It is being called historic as of now. Whether it stays that way apparently is yet to be decided. What is certain is that the numbers currently being bandied about in connection with one billionaire's divorce are significant, and however things play out, the figures will remain in that category.
This matter isn't unfolding in Texas. Indeed, it isn't even happening in this country. Still, the $4.5 billion tag that is currently attached to it and some of the elements of the case offer a view of the kinds of issues that may accompany complex property division such as might be found in marriages involving people who have accumulated wealth in the oil industry.
This case deals with the divorce of Dmitry Rybolovlev. According to the Associated Press, the oligarch who made his fortune in potash fertilizer over the course of the couple's marriage has been told by a Swiss court that he must divide his wealth, estimated to be about $8.8 billion, with his ex-wife to settle their divorce.
Both sides are claiming victory, which is interesting in its own right.
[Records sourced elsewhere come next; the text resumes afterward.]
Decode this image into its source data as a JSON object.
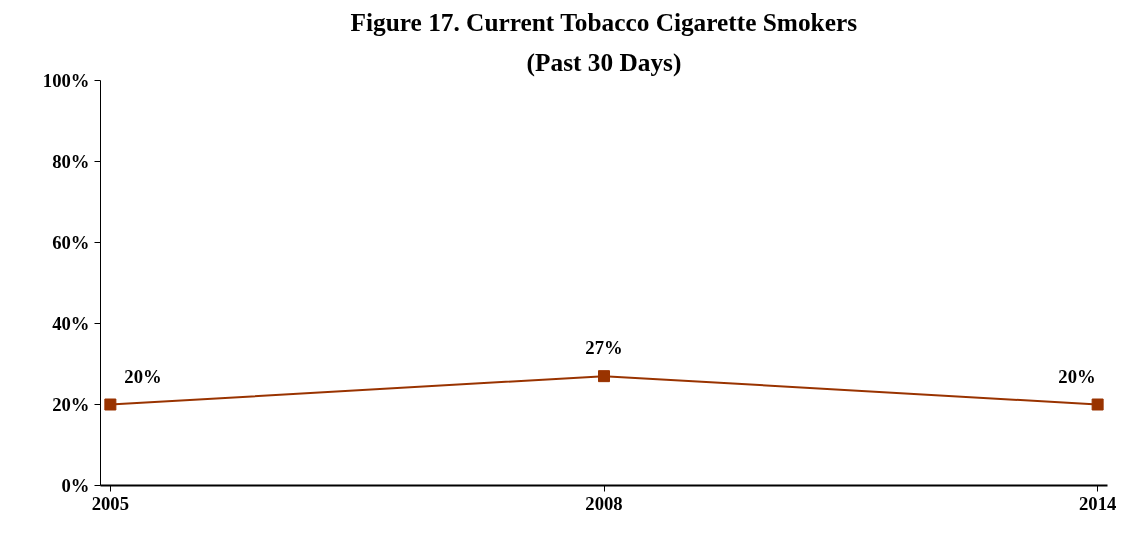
{
  "chart_data": {
    "type": "line",
    "title": "Figure 17. Current Tobacco Cigarette Smokers",
    "subtitle": "(Past 30 Days)",
    "categories": [
      "2005",
      "2008",
      "2014"
    ],
    "series": [
      {
        "color": "#993300",
        "values": [
          20,
          27,
          20
        ],
        "value_labels": [
          "20%",
          "27%",
          "20%"
        ]
      }
    ],
    "ylim": [
      0,
      100
    ],
    "yticks": [
      {
        "value": 0,
        "label": "0%"
      },
      {
        "value": 20,
        "label": "20%"
      },
      {
        "value": 40,
        "label": "40%"
      },
      {
        "value": 60,
        "label": "60%"
      },
      {
        "value": 80,
        "label": "80%"
      },
      {
        "value": 100,
        "label": "100%"
      }
    ],
    "grid": false,
    "marker": "square",
    "line_style": "solid"
  }
}
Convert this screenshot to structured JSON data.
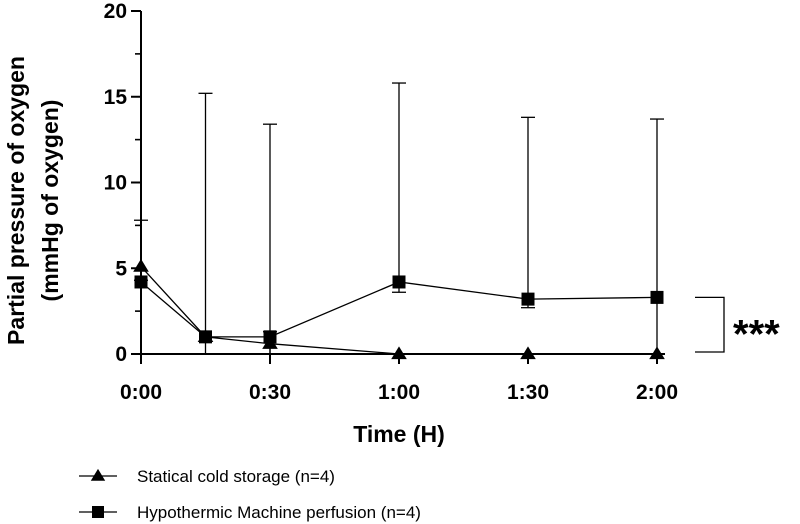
{
  "chart_data": {
    "type": "line",
    "title": "",
    "xlabel": "Time (H)",
    "ylabel": "Partial pressure  of oxygen",
    "ylabel_units": "(mmHg of oxygen)",
    "xlim": [
      0,
      120
    ],
    "ylim": [
      0,
      20
    ],
    "x_ticks": [
      {
        "value": 0,
        "label": "0:00"
      },
      {
        "value": 30,
        "label": "0:30"
      },
      {
        "value": 60,
        "label": "1:00"
      },
      {
        "value": 90,
        "label": "1:30"
      },
      {
        "value": 120,
        "label": "2:00"
      }
    ],
    "y_ticks": [
      {
        "value": 0,
        "label": "0"
      },
      {
        "value": 5,
        "label": "5"
      },
      {
        "value": 10,
        "label": "10"
      },
      {
        "value": 15,
        "label": "15"
      },
      {
        "value": 20,
        "label": "20"
      }
    ],
    "grid": false,
    "series": [
      {
        "name": "Statical cold storage (n=4)",
        "marker": "triangle",
        "color": "#000000",
        "x": [
          0,
          15,
          30,
          60,
          90,
          120
        ],
        "y": [
          5.1,
          1.0,
          0.6,
          0.0,
          0.0,
          0.0
        ],
        "err_low": [
          4.3,
          0.0,
          0.0,
          0.0,
          0.0,
          0.0
        ],
        "err_high": [
          7.8,
          0.0,
          1.3,
          0.0,
          0.0,
          0.0
        ]
      },
      {
        "name": "Hypothermic Machine perfusion (n=4)",
        "marker": "square",
        "color": "#000000",
        "x": [
          0,
          15,
          30,
          60,
          90,
          120
        ],
        "y": [
          4.2,
          1.0,
          1.0,
          4.2,
          3.2,
          3.3
        ],
        "err_low": [
          0.0,
          0.0,
          0.0,
          3.6,
          2.7,
          0.0
        ],
        "err_high": [
          0.0,
          15.2,
          13.4,
          15.8,
          13.8,
          13.7
        ]
      }
    ],
    "significance": {
      "label": "***",
      "between": [
        "Statical cold storage (n=4)",
        "Hypothermic Machine perfusion (n=4)"
      ]
    },
    "legend_position": "bottom-left"
  }
}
The issue upon which those declarations seem to hinge apparently has to do with a trust in which the majority of the Rybolovlev fortune is held.
Attorneys for the ex-wife say that the court's order, valued at more than $4.5 billion, means the judge found the trust to have been a dubious asset protection strategy used by Rybolovlev.
At the same time, a lawyer for the potash baron says the judgment confirms the trust's validity. Further, the lawyer suggests the timing of the trust's creation, coming as it did three years before divorce proceedings were initiated, should work toward the ex-husband's favor.
At the very least, Rybolovlev's attorney says that the court's decision is subject to two levels of possible appeal, and that she expects the settlement amount to be reduced in the end.